Sunday, April 6, 2008

Dating Hiatus- Pros and Cons







I saw something on TV the other day that I found intriguing (I know that’s hard to believe- something interesting on TV . . . but I digress). Somebody wrote a book about the merits of taking a break from dating. You are supposed to use that time productively by writing a list of what you are looking for in a mate, and another list of what you would like to avoid. This will help you “get in touch with your own inner person”. I think the idea is that you have to love yourself before trying to convince someone else that you are worthy of their love. Since my last disastrous relationship that destroyed my life, my faith in men, my faith in friendship, and any desire to date again for a very long time I decided I have nothing to lose by trying this.
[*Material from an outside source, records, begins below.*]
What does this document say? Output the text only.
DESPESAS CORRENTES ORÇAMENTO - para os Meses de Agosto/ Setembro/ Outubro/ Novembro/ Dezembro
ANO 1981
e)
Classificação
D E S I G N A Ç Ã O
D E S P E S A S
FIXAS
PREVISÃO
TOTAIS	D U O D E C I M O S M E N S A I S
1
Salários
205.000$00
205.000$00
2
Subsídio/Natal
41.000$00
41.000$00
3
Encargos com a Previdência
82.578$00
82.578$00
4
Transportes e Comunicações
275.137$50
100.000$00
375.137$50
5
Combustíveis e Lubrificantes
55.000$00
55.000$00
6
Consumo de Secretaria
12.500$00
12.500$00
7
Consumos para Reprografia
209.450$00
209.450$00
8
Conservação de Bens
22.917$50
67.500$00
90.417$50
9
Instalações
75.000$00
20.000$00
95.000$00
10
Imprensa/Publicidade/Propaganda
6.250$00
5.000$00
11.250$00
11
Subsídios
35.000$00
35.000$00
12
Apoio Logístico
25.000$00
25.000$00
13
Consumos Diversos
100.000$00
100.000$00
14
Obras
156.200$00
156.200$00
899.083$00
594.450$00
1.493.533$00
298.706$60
Now it has been three months since my last date. I won’t bore you with my lists, which are more than likely the same as yours, and every one else’s. We all have those lists etched in our subconscious minds like the Grand Canyon, forever and deeply engraved. Do we really need to write them down? Of course we are all looking for Prince Charming of one sort or another, and definitely not looking for a lazy, self-centered, negative and unattractive person to disrupt our lives. I suppose writing these things down did me some good. I will have something to look back on when I do find Mr. Right. Then I will be able to compare and discern how he doesn’t fit into my narrowed vision of perfection. I think it might be best to destroy those lists, on the off chance that he might find them and leave in abject despair and depression over not being perfect.

I do love and appreciate myself now, but I think I always did. This exercise has made me aware that I do not need a man to complete me, as I am already complete in myself, such as I am. I could live out my days without a man, filling my time with work, family, and friends, writing my dating blog until I am 95. By then I will have even more educated advice for all of the dateless and lonely men and women out there who are looking to me to perhaps save them from the fickle finger of fate.

Needless to say, I do not presume to suggest, condone or advise trying this dating hiatus thing unless you are sick of dating anyway, and just want to take a break to avoid jumping across the table in some dingy dive flailing a butter knife at your current blind date when he says something like “I thought you were getting the check.”, “What is your sign?” or my favorite “My ex used to hold her fork just like that.” Sometimes taking a break is a good thing . . . just because.